US antitrust task force targets technology giants

Bloomberg

US antitrust enforcers are zeroing in on technology giants following years of criticism that they haven’t done enough to rein in dominant internet companies like Alphabet Inc.’s Google and Facebook Inc.
The Federal Trade Commission said it’s creating a task force led by senior competition officials and 17 staff lawyers to investigate potentially anticompetitive conduct by technology companies. It will also look at completed mergers in the industry that could be unwound if they turn out to be harmful to consumers. “This industry continues to grow in importance and complexity, and it poses challenges for antitrust enforcement,” Bruce Hoffman, the head of the competition bureau, told reporters on a conference call.
The creation of the task force signals FTC Chairman Joe Simons’s desire to bring more scrutiny to tech giants in the US following aggressive enforcement by European antitrust officials against Google and Facebook. A chorus of lawmakers, lawyers, economists and policy advocates have criticized the US for its mostly hands-off approach to tech markets.
“It’s hard for us to know what kind of anticompetitive behavior is going on behind the scenes,” said Charlotte Slaiman, a policy counsel for Washington-based policy organization Public Knowledge. “I hope having this extra focus on it will
uncover that.” The FTC under a previous chairman in 2013 closed a 20-month antitrust investigation into whether Google unfairly skewed its search results. The decision not to take enforcement action against the company was a blow to rivals that claimed the company’s dominance in internet search was harming competition.

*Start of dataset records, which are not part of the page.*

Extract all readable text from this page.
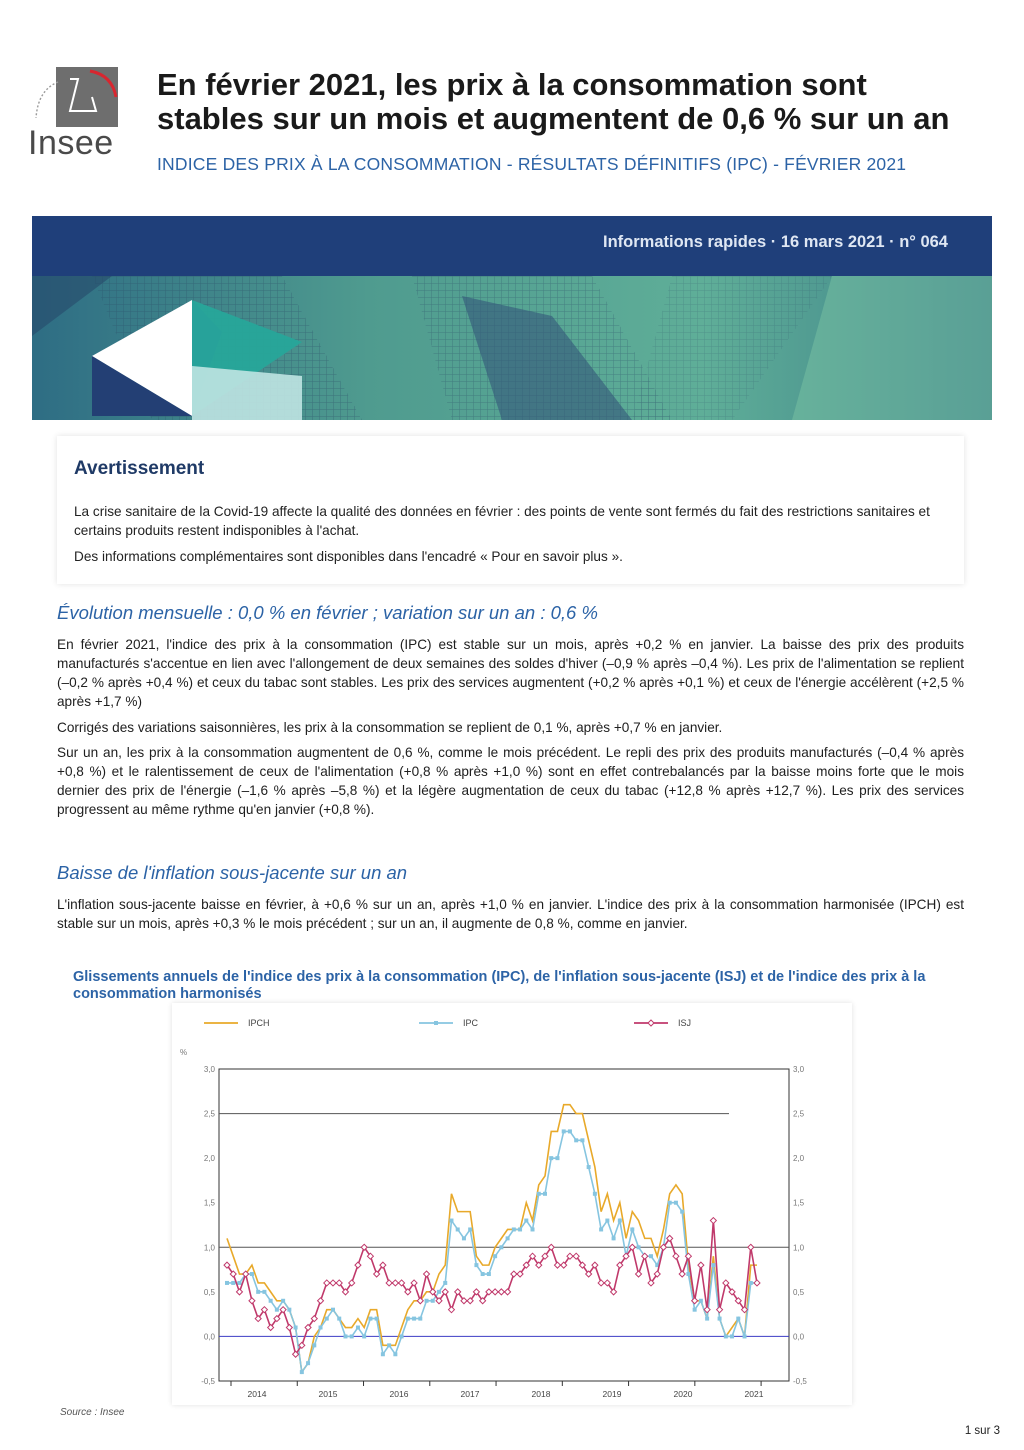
Insee
En février 2021, les prix à la consommation sont
stables sur un mois et augmentent de 0,6 % sur un an
INDICE DES PRIX À LA CONSOMMATION - RÉSULTATS DÉFINITIFS (IPC) - FÉVRIER 2021
Informations rapides · 16 mars 2021 · n° 064
Avertissement

La crise sanitaire de la Covid-19 affecte la qualité des données en février : des points de vente sont fermés du fait des restrictions sanitaires et certains produits restent indisponibles à l'achat.

Des informations complémentaires sont disponibles dans l'encadré « Pour en savoir plus ».

Évolution mensuelle : 0,0 % en février ; variation sur un an : 0,6 %

En février 2021, l'indice des prix à la consommation (IPC) est stable sur un mois, après +0,2 % en janvier. La baisse des prix des produits manufacturés s'accentue en lien avec l'allongement de deux semaines des soldes d'hiver (–0,9 % après –0,4 %). Les prix de l'alimentation se replient (–0,2 % après +0,4 %) et ceux du tabac sont stables. Les prix des services augmentent (+0,2 % après +0,1 %) et ceux de l'énergie accélèrent (+2,5 % après +1,7 %)

Corrigés des variations saisonnières, les prix à la consommation se replient de 0,1 %, après +0,7 % en janvier.

Sur un an, les prix à la consommation augmentent de 0,6 %, comme le mois précédent. Le repli des prix des produits manufacturés (–0,4 % après +0,8 %) et le ralentissement de ceux de l'alimentation (+0,8 % après +1,0 %) sont en effet contrebalancés par la baisse moins forte que le mois dernier des prix de l'énergie (–1,6 % après –5,8 %) et la légère augmentation de ceux du tabac (+12,8 % après +12,7 %). Les prix des services progressent au même rythme qu'en janvier (+0,8 %).

Baisse de l'inflation sous-jacente sur un an

L'inflation sous-jacente baisse en février, à +0,6 % sur un an, après +1,0 % en janvier. L'indice des prix à la consommation harmonisée (IPCH) est stable sur un mois, après +0,3 % le mois précédent ; sur un an, il augmente de 0,8 %, comme en janvier.

Glissements annuels de l'indice des prix à la consommation (IPC), de l'inflation sous-jacente (ISJ) et de l'indice des prix à la consommation harmonisés
3,0	3,0
2,5	2,5
2,0	2,0
1,5	1,5
1,0	1,0
0,5	0,5
0,0	0,0
-0,5	-0,5
%
2014	2015	2016	2017	2018	2019	2020	2021
IPCH	IPC	ISJ
Source : Insee
1 sur 3
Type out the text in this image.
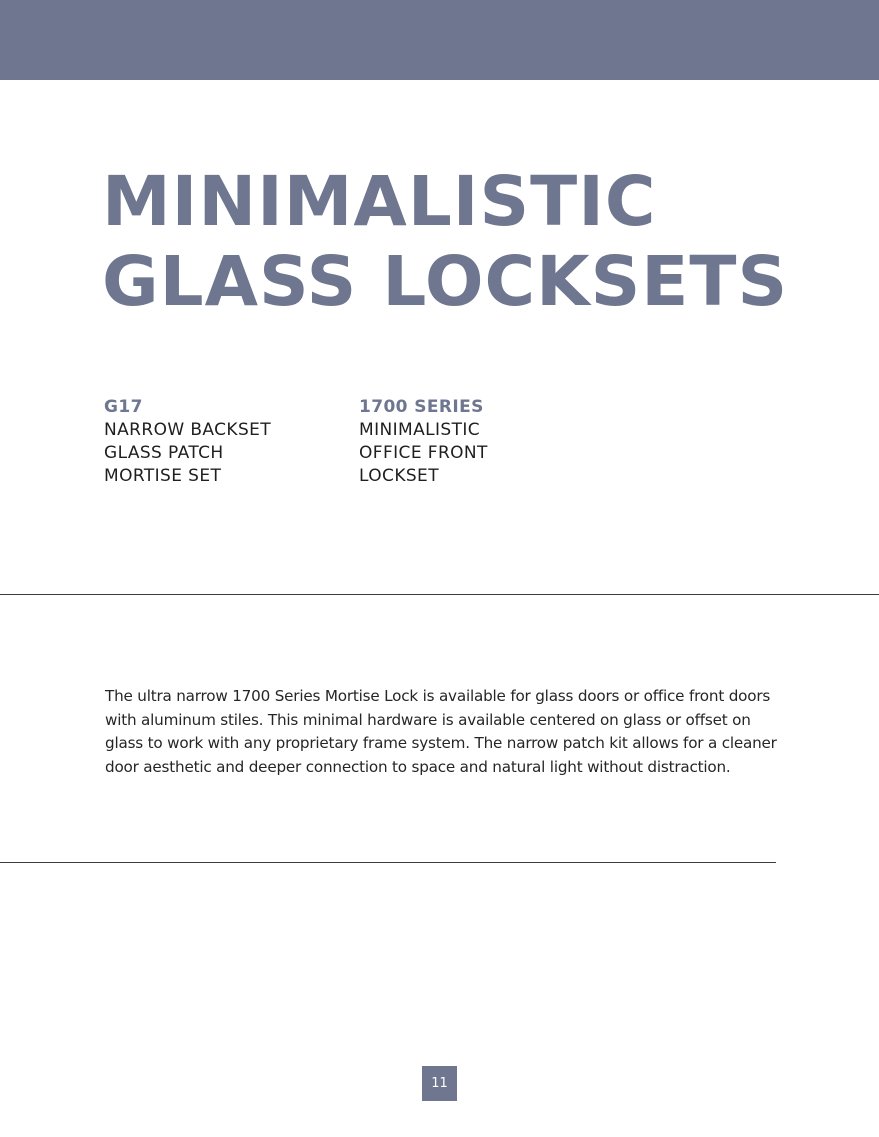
MINIMALISTIC
GLASS LOCKSETS
G17
NARROW BACKSET
GLASS PATCH
MORTISE SET
1700 SERIES
MINIMALISTIC
OFFICE FRONT
LOCKSET

The ultra narrow 1700 Series Mortise Lock is available for glass doors or office front doors with aluminum stiles. This minimal hardware is available centered on glass or offset on glass to work with any proprietary frame system. The narrow patch kit allows for a cleaner door aesthetic and deeper connection to space and natural light without distraction.

11
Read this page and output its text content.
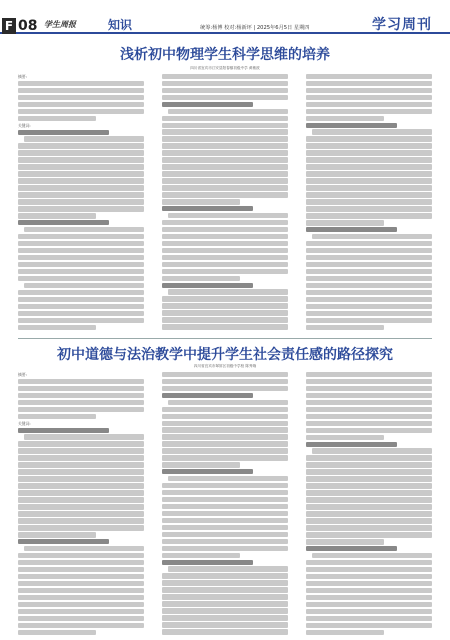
F 08 学生周报	知识	统筹:杨博 校对:杨新坪 | 2025年6月5日 星期四	学习周刊
浅析初中物理学生科学思维的培养
四川省宜宾市江安县阳春镇初级中学 黄敏波
摘要:
关键词:
初中道德与法治教学中提升学生社会责任感的路径探究
四川省宜宾市翠屏区初级中学校 陈秀娥
摘要:
关键词:
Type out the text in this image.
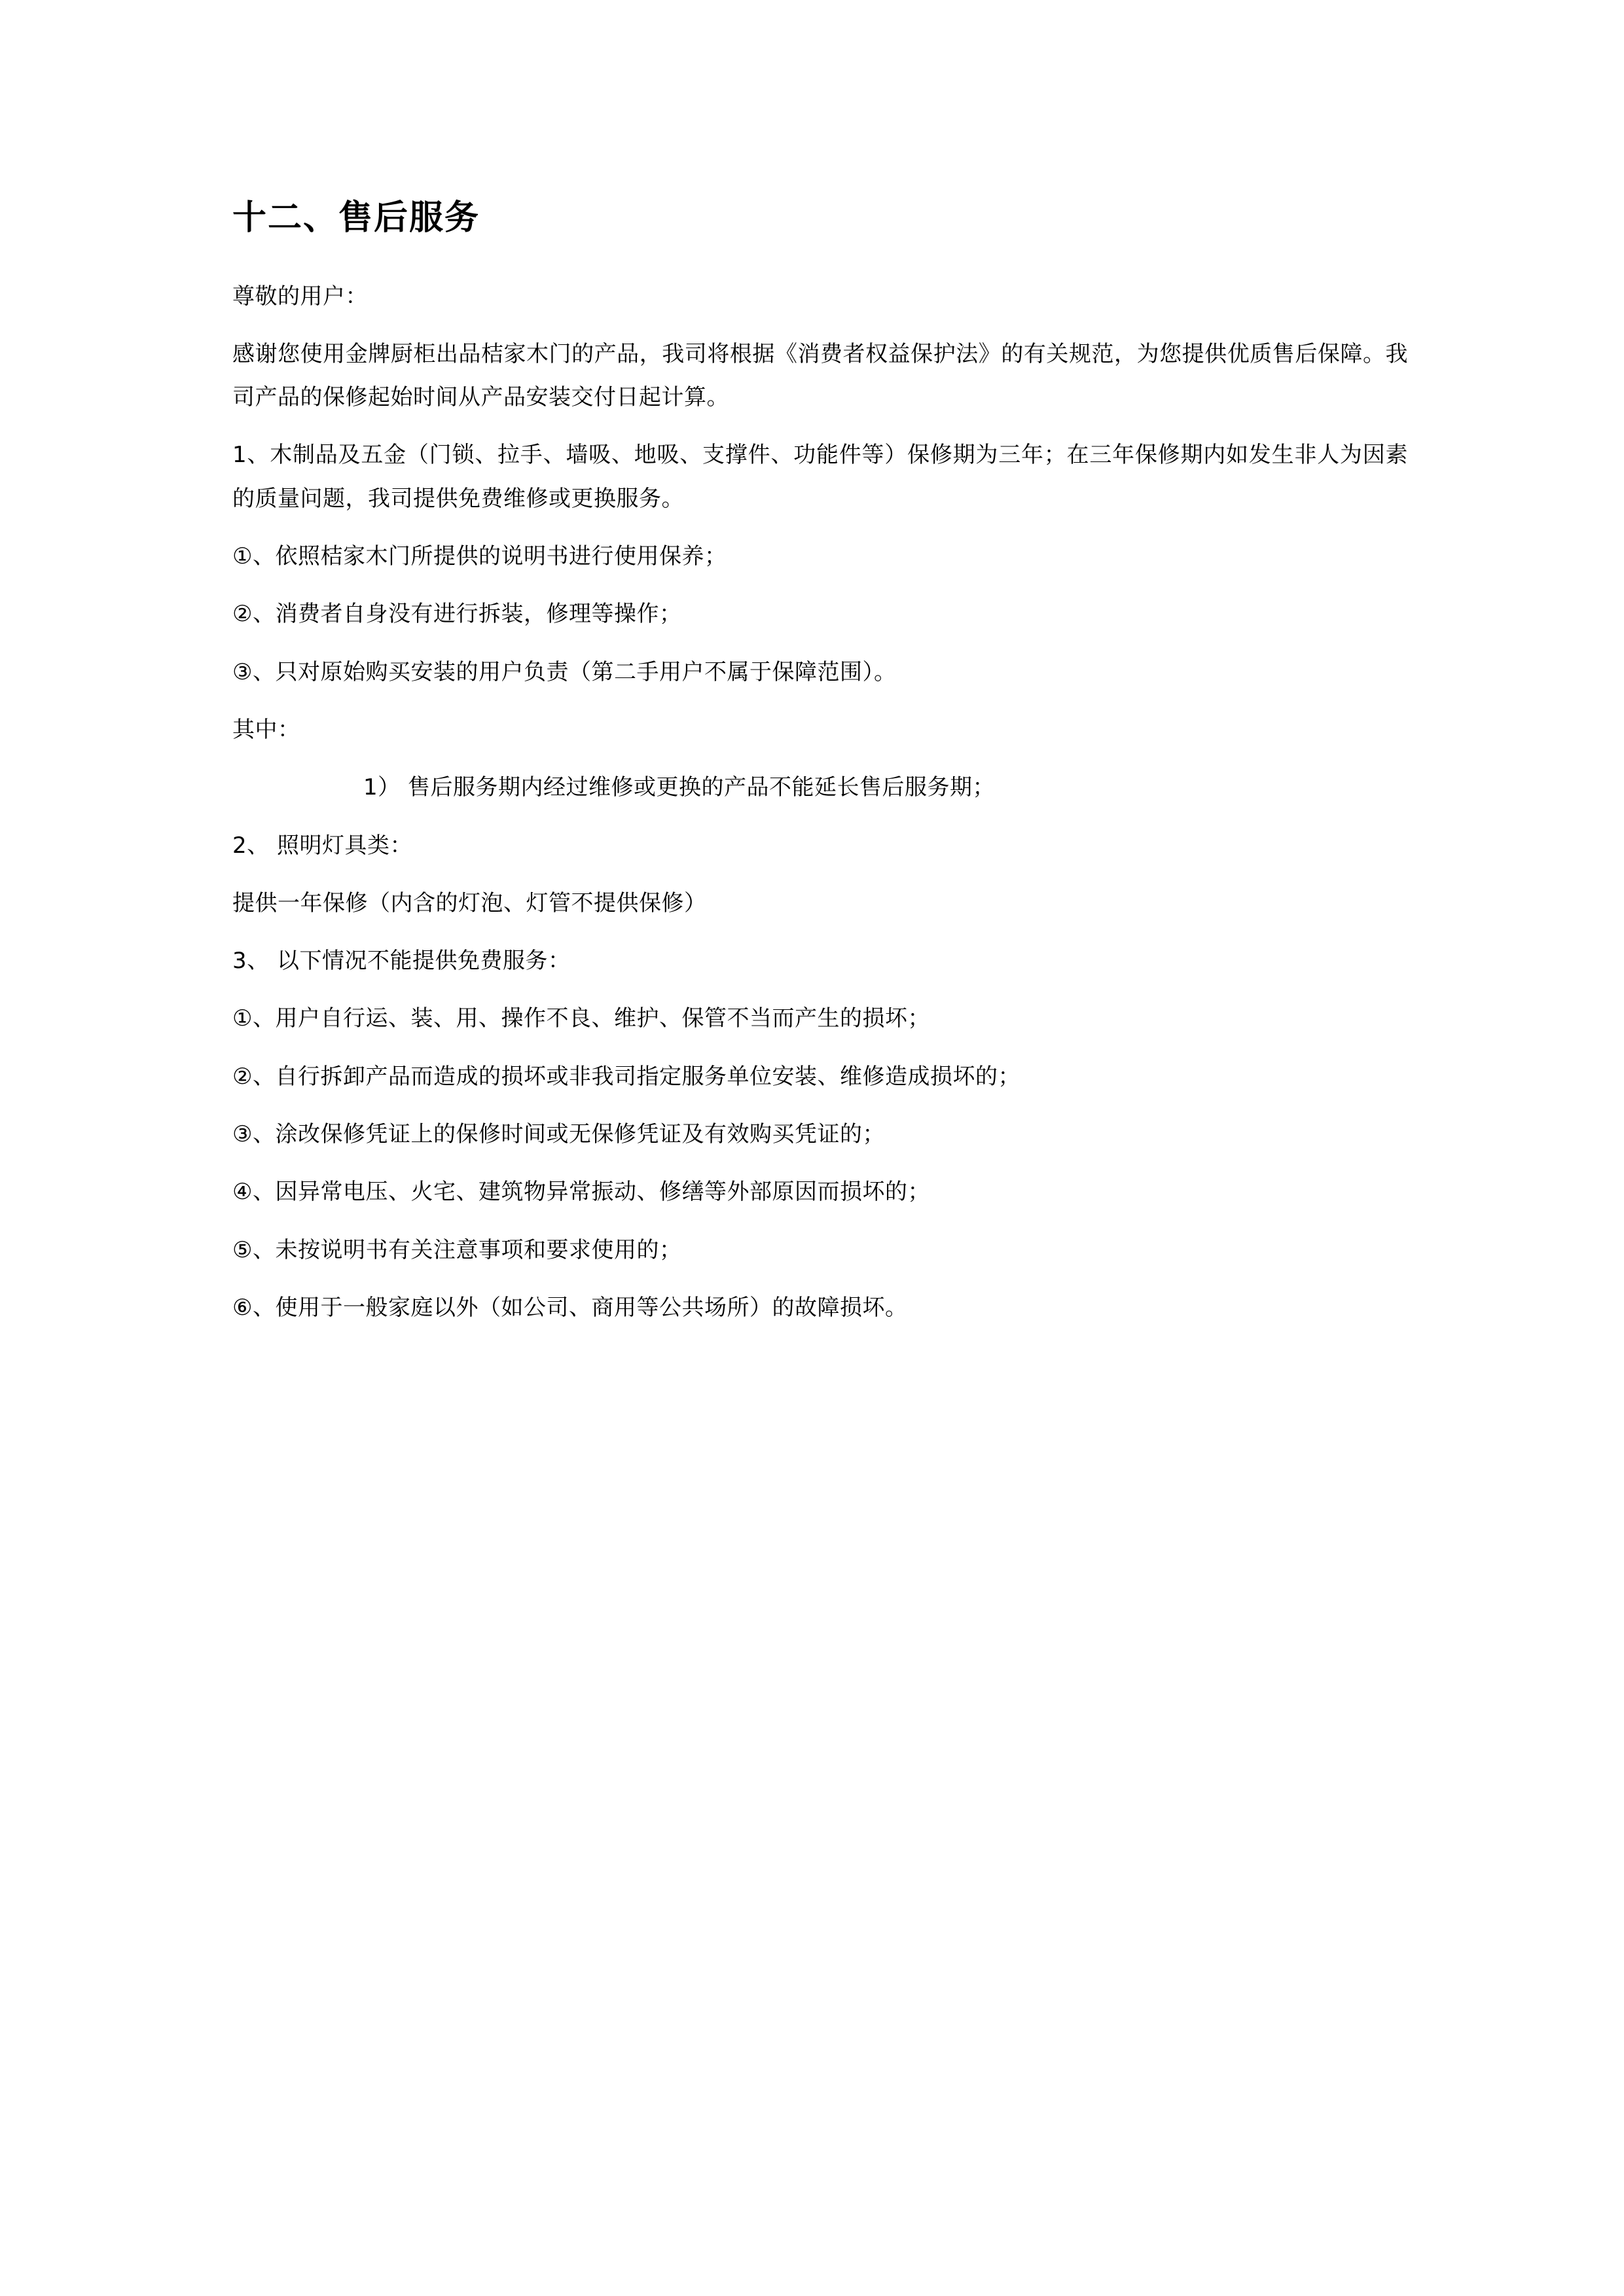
十二、售后服务

尊敬的用户：

感谢您使用金牌厨柜出品桔家木门的产品，我司将根据《消费者权益保护法》的有关规范，为您提供优质售后保障。我司产品的保修起始时间从产品安装交付日起计算。

1、木制品及五金（门锁、拉手、墙吸、地吸、支撑件、功能件等）保修期为三年；在三年保修期内如发生非人为因素的质量问题，我司提供免费维修或更换服务。

①、依照桔家木门所提供的说明书进行使用保养；

②、消费者自身没有进行拆装，修理等操作；

③、只对原始购买安装的用户负责（第二手用户不属于保障范围）。

其中：

1） 售后服务期内经过维修或更换的产品不能延长售后服务期；

2、 照明灯具类：

提供一年保修（内含的灯泡、灯管不提供保修）

3、 以下情况不能提供免费服务：

①、用户自行运、装、用、操作不良、维护、保管不当而产生的损坏；

②、自行拆卸产品而造成的损坏或非我司指定服务单位安装、维修造成损坏的；

③、涂改保修凭证上的保修时间或无保修凭证及有效购买凭证的；

④、因异常电压、火宅、建筑物异常振动、修缮等外部原因而损坏的；

⑤、未按说明书有关注意事项和要求使用的；

⑥、使用于一般家庭以外（如公司、商用等公共场所）的故障损坏。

The Information Technology and Innovation Foundation, a think tank whose board incl-udes executives of technology companies, said task force isn’t a surprise given the antitrust criticism directed at industry.
“There’s this growing tech backlash and there’s a growing movement of what one could call the anti-monopoly left who sees any big firms as suspect,” said Rob Atkinson, president of ITIF. “We put those two things together, and I believe there’s a real risk that the FTC could go too far here and begin to question or take actions against large technology firms simply because they’re large.”
The announcement of the task force was ridiculed as a “joke” by Matt Stoller, a fellow at Open Markets Institute in Washington, which advocates for aggressive antitrust enforcement.